In 2008, Obama changed the nature of politics and the nature of running for president. Though he has relied, at times, on the old political trick of playing to the fears of the people, his overarching message has been one of hope in the future and the need for hard work, difficult choices and endurance of hardship to get to that future. He has used data to mine the vote, very effectively targeting specific groups and sub-groups and probably even specific individuals. He recognized the change in the American demographic, realized that we, as a people, are subdividing into smaller and smaller groups which cannot be treated as monoliths of opinion, that even within those groups there are often significant differences depending on the specific issue. His message of hope and equality and togetherness appealed to many, despite the differences they might have harbored.
Republicans, on the other hand, after making a showing of change by promoting the likes of Michael Steele, Alan West, and Mia Love, have again shown that they are not up to the task of uniting broad swaths of the people. The consistent message of the Romney campaign and its affiliates stoked fear. They treated America as though her people had only a few divisions among them. They favorite division seems to have been between the job creators and the job holders. In the Republican mantra only one of these groups is important. And this was, arguably, their most fatal error. In ignoring the subtleties of diversity (reference Romney’s 47% remarks), in promulgating an image of one set of Americans as more important or more worthy than others and by playing almost solely to people’s fears the Republican ticket alienated a large segment of the American electorate and again sowed themselves to be woefully out of touch with the majority of Americans.

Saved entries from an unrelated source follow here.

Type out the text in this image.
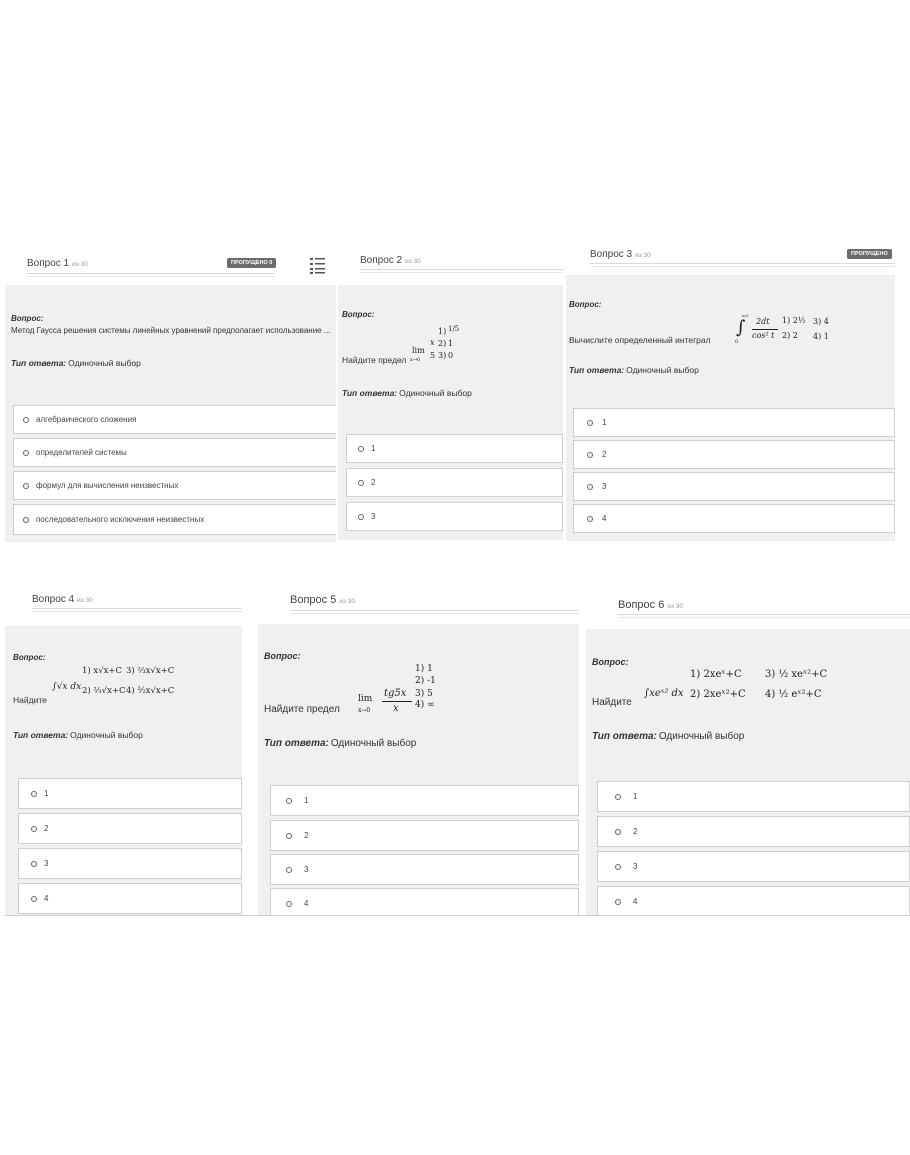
Вопрос 1 из 30	ПРОПУЩЕНО 0
Вопрос:
Метод Гаусса решения системы линейных уравнений предполагает использование ...
Тип ответа: Одиночный выбор
алгебраического сложения
определителей системы
формул для вычисления неизвестных
последовательного исключения неизвестных
Вопрос 2 из 30
Вопрос:
1) 1/5
x 2) 1
lim
5 3) 0
x→0
Найдите предел
Тип ответа: Одиночный выбор
1
2
3
Вопрос 3 из 30	ПРОПУЩЕНО
Вопрос:
Вычислите определенный интеграл
π/3
∫
0
2dt
cos² t
1) 2½ 3) 4
2) 2 4) 1
Тип ответа: Одиночный выбор
1
2
3
4
Вопрос 4 из 30
Вопрос:
Найдите
1) x√x+C 3) ⅔x√x+C
∫√x dx 2) ⅔√x+C 4) ³⁄₂x√x+C
Тип ответа: Одиночный выбор
1
2
3
4
Вопрос 5 из 30
Вопрос:
Найдите предел
1) 1
2) -1
lim tg5x
x
3) 5
4) ∞
x→0
Тип ответа: Одиночный выбор
1
2
3
4
Вопрос 6 из 30
Вопрос:
Найдите
1) 2xeˣ+C 3) ½ xeˣ²+C
∫xeˣ² dx 2) 2xeˣ²+C 4) ½ eˣ²+C
Тип ответа: Одиночный выбор
1
2
3
4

The bottom line is that the candidate that unites the greatest portion of the population will win the presidency. You don't unite people by scaring them with tales of economic apocalypse or impending doom brought upon by the masses of government dependent leaches. You unite by appealing to the better parts of people, by promoting unity and community, by promising not that the road will be easy and the solutions simple, but that through the hardship the leadership will be with and for the people. On November 6, 2012, Barack Obama showed himself to be better at uniting the people than Mitt Romney. Hopefully he can continue to stoke this unity through his second term and accomplish real and lasting, positive change for the country and the world.